Divide, separa. Le dice a un niño que pasa que hay líneas que no debe cruzar, no por lo que es, sino por el color de su piel. Eastwood miró a los otros clientes haciendo contacto visual con cada uno. He interpretado a forajidos, a pistoleros, a policías duros. He trabajado con actores de todos los colores, religiones y orígenes. Mi mejor amigo en el ejército cuando serví en Fort era un chico de Alabama, negro como el azabache llamado James Boomer Johnson.

Me salvó de meter la pata más veces de las que puedo contar. Comíamos juntos, nos reíamos juntos. Y cuando volví a la vida civil y empecé en esto del cine, me di cuenta de algo.
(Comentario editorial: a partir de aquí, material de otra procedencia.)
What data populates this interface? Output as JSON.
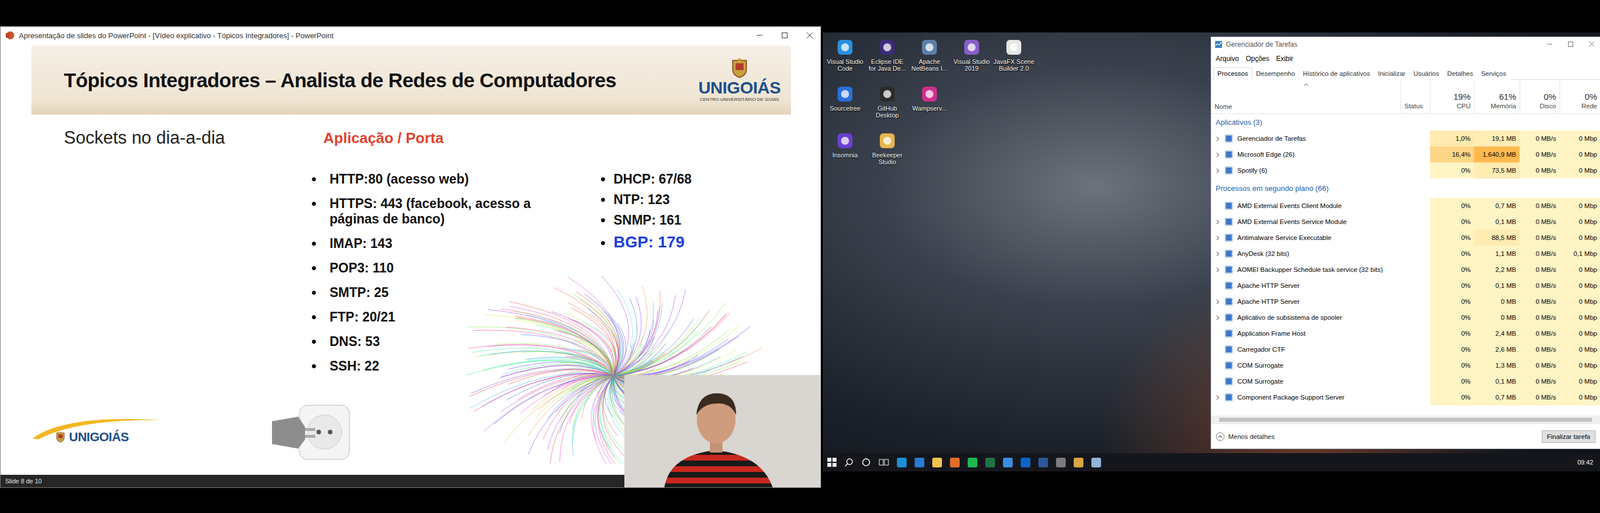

Las únicas diferencias que importan de verdad están aquí, dijo tocándose el pecho. Y aquí señalándose la cabeza. No aquí, concluyó pasándose la mano por el dorso, donde la piel estaba bronceada por el sol. Ella Franklin había bajado los brazos. Su expresión ya no era de hostilidad, sino de una profunda confusión y curiosidad.

¿Qué quiere entonces? Un autógrafo, una foto para el periódico local con los negros del pueblo. Quiero una hamburguesa dijo Eastwood con una media sonrisa. Y quiero pagar la comida de todos los que están aquí. La declaración fue recibida con un silencio absoluto. Luego, un hombre mayor, con el rostro surcado de arrugas profundas, habló desde su asiento. No necesitamos su caridad, señr Eastwood. Podemos pagar nuestra propia comida. Clint volvió a asentir. Lo sé. No es caridad, es un gesto.

Es mi manera de decir gracias. Gracias. ¿Por qué? preguntó Eliaya, sinceramente perplejo. “Por dejarme entrar”, respondió Ewood, “por escucharme y por recordarme algo que a veces en el mundo en el que yo me muevo se me puede olvidar que la dignidad es el bien más valioso que tiene un hombre y que a veces hay que defenderla a toda costa, incluso levantando un letrero que en el fondo duele tener que poner.” Hizo una pausa y buscó las palabras correctas.